User interface development ranges from simple Streamlit dashboards to Slack bot integrations to embedded widgets within existing business applications. The choice depends on user preferences identified during stakeholder interviews and the technical constraints of existing systems.
Deployment infrastructure includes monitoring, alerting, and ongoing maintenance capabilities. Helicone provides observability for API usage and performance metrics. Custom dashboards track business metrics like hours saved, error rates, and user adoption. See our approach to operational metrics and monitoring for detailed implementation guidance.
Training and change management ensure successful adoption. Document new workflows, train power users, establish support processes. The goal is sustainable usage, not just successful deployment. Phase 2 includes user training and documentation as standard deliverables.
Discovery Engagement Pricing and Scope Options
Two discovery tiers serve different market segments with appropriately scaled scope and pricing.
Essentials Discovery targets smaller organizations with 25-100 employees and straightforward technical environments. The engagement includes 2-3 stakeholder interviews, mapping of 1-2 core business systems, and identification of 5-10 manual processes. The deliverable is a concise assessment document with ROI projections and implementation recommendations. No proof-of-concept build - that moves to Phase 2. Pricing ranges from $3,500 for simple scenarios to $12,000 for complex multi-system environments.
Enterprise Discovery serves mid-market organizations with 100-500 employees and complex technical landscapes. The full four-week timeline includes extensive stakeholder interviews, comprehensive systems audit, detailed process documentation, and the live demo against real data. Pricing ranges from $15,000 to $50,000 based on organizational complexity, number of systems, and stakeholder count.
The key differentiator is the working prototype. Essentials Discovery provides analysis and recommendations. Enterprise Discovery provides a functioning system that demonstrates value.
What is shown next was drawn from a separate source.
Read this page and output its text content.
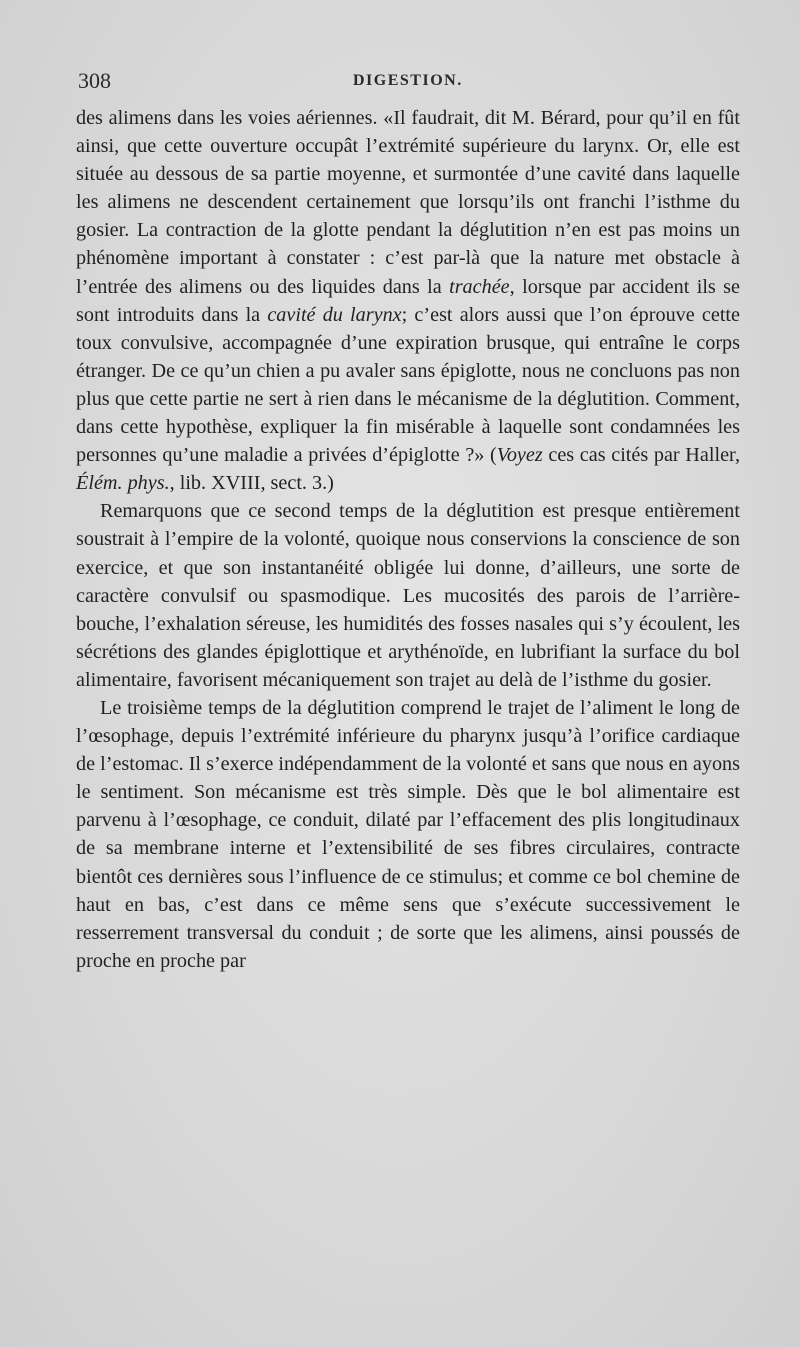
308	DIGESTION.

des alimens dans les voies aériennes. «Il faudrait, dit M. Bérard, pour qu’il en fût ainsi, que cette ouverture occupât l’extrémité supérieure du larynx. Or, elle est située au dessous de sa partie moyenne, et surmontée d’une cavité dans laquelle les alimens ne descendent certainement que lorsqu’ils ont franchi l’isthme du gosier. La contraction de la glotte pendant la déglutition n’en est pas moins un phénomène important à constater : c’est par-là que la nature met obstacle à l’entrée des alimens ou des liquides dans la trachée, lorsque par accident ils se sont introduits dans la cavité du larynx; c’est alors aussi que l’on éprouve cette toux convulsive, accompagnée d’une expiration brusque, qui entraîne le corps étranger. De ce qu’un chien a pu avaler sans épiglotte, nous ne concluons pas non plus que cette partie ne sert à rien dans le mécanisme de la déglutition. Comment, dans cette hypothèse, expliquer la fin misérable à laquelle sont condamnées les personnes qu’une maladie a privées d’épiglotte ?» (Voyez ces cas cités par Haller, Élém. phys., lib. XVIII, sect. 3.)

Remarquons que ce second temps de la déglutition est presque entièrement soustrait à l’empire de la volonté, quoique nous conservions la conscience de son exercice, et que son instantanéité obligée lui donne, d’ailleurs, une sorte de caractère convulsif ou spasmodique. Les mucosités des parois de l’arrière-bouche, l’exhalation séreuse, les humidités des fosses nasales qui s’y écoulent, les sécrétions des glandes épiglottique et arythénoïde, en lubrifiant la surface du bol alimentaire, favorisent mécaniquement son trajet au delà de l’isthme du gosier.

Le troisième temps de la déglutition comprend le trajet de l’aliment le long de l’œsophage, depuis l’extrémité inférieure du pharynx jusqu’à l’orifice cardiaque de l’estomac. Il s’exerce indépendamment de la volonté et sans que nous en ayons le sentiment. Son mécanisme est très simple. Dès que le bol alimentaire est parvenu à l’œsophage, ce conduit, dilaté par l’effacement des plis longitudinaux de sa membrane interne et l’extensibilité de ses fibres circulaires, contracte bientôt ces dernières sous l’influence de ce stimulus; et comme ce bol chemine de haut en bas, c’est dans ce même sens que s’exécute successivement le resserrement transversal du conduit ; de sorte que les alimens, ainsi poussés de proche en proche par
Both include quantified ROI projections and fixed-fee Phase 2 proposals.
ROI threshold determines which tier is appropriate. If the identified opportunities justify $50,000+ in implementation investment, Enterprise Discovery provides the validation and stakeholder alignment needed for a successful build phase. If the total implementation budget is under $25,000, Essentials Discovery provides sufficient analysis for decision-making.
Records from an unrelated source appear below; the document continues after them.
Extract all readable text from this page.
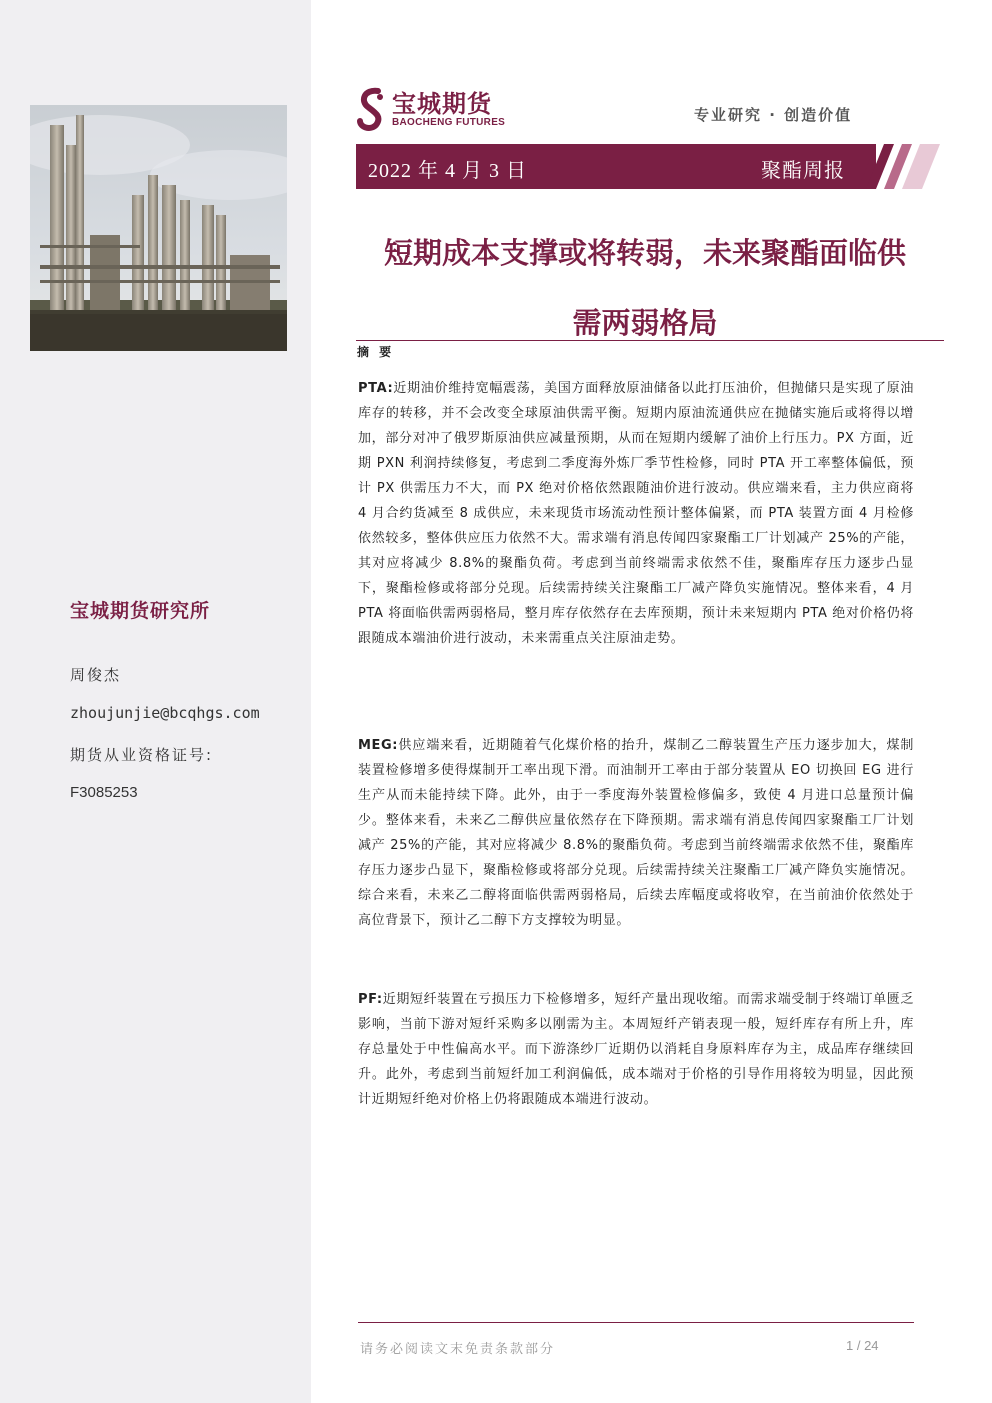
宝城期货研究所
周俊杰
zhoujunjie@bcqhgs.com
期货从业资格证号:
F3085253
宝城期货
BAOCHENG FUTURES	专业研究 · 创造价值
2022 年 4 月 3 日	聚酯周报
短期成本支撑或将转弱，未来聚酯面临供
需两弱格局
摘 要
PTA:近期油价维持宽幅震荡，美国方面释放原油储备以此打压油价，但抛储只是实现了原油库存的转移，并不会改变全球原油供需平衡。短期内原油流通供应在抛储实施后或将得以增加，部分对冲了俄罗斯原油供应减量预期，从而在短期内缓解了油价上行压力。PX 方面，近期 PXN 利润持续修复，考虑到二季度海外炼厂季节性检修，同时 PTA 开工率整体偏低，预计 PX 供需压力不大，而 PX 绝对价格依然跟随油价进行波动。供应端来看，主力供应商将 4 月合约货减至 8 成供应，未来现货市场流动性预计整体偏紧，而 PTA 装置方面 4 月检修依然较多，整体供应压力依然不大。需求端有消息传闻四家聚酯工厂计划减产 25%的产能，其对应将减少 8.8%的聚酯负荷。考虑到当前终端需求依然不佳，聚酯库存压力逐步凸显下，聚酯检修或将部分兑现。后续需持续关注聚酯工厂减产降负实施情况。整体来看，4 月 PTA 将面临供需两弱格局，整月库存依然存在去库预期，预计未来短期内 PTA 绝对价格仍将跟随成本端油价进行波动，未来需重点关注原油走势。
MEG:供应端来看，近期随着气化煤价格的抬升，煤制乙二醇装置生产压力逐步加大，煤制装置检修增多使得煤制开工率出现下滑。而油制开工率由于部分装置从 EO 切换回 EG 进行生产从而未能持续下降。此外，由于一季度海外装置检修偏多，致使 4 月进口总量预计偏少。整体来看，未来乙二醇供应量依然存在下降预期。需求端有消息传闻四家聚酯工厂计划减产 25%的产能，其对应将减少 8.8%的聚酯负荷。考虑到当前终端需求依然不佳，聚酯库存压力逐步凸显下，聚酯检修或将部分兑现。后续需持续关注聚酯工厂减产降负实施情况。综合来看，未来乙二醇将面临供需两弱格局，后续去库幅度或将收窄，在当前油价依然处于高位背景下，预计乙二醇下方支撑较为明显。
PF:近期短纤装置在亏损压力下检修增多，短纤产量出现收缩。而需求端受制于终端订单匮乏影响，当前下游对短纤采购多以刚需为主。本周短纤产销表现一般，短纤库存有所上升，库存总量处于中性偏高水平。而下游涤纱厂近期仍以消耗自身原料库存为主，成品库存继续回升。此外，考虑到当前短纤加工利润偏低，成本端对于价格的引导作用将较为明显，因此预计近期短纤绝对价格上仍将跟随成本端进行波动。
请务必阅读文末免责条款部分	1 / 24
Organizations with multiple departments, complex approval processes, or significant technical debt typically require Enterprise Discovery. The longer timeline and deeper analysis justify the higher investment by reducing implementation risk and ensuring stakeholder buy-in.
Time-sensitive opportunities favor Essentials Discovery. If competitive pressure or operational pain creates urgency, the faster cycle provides quicker decisions and implementation starts. Enterprise Discovery is appropriate when thoroughness matters more than speed.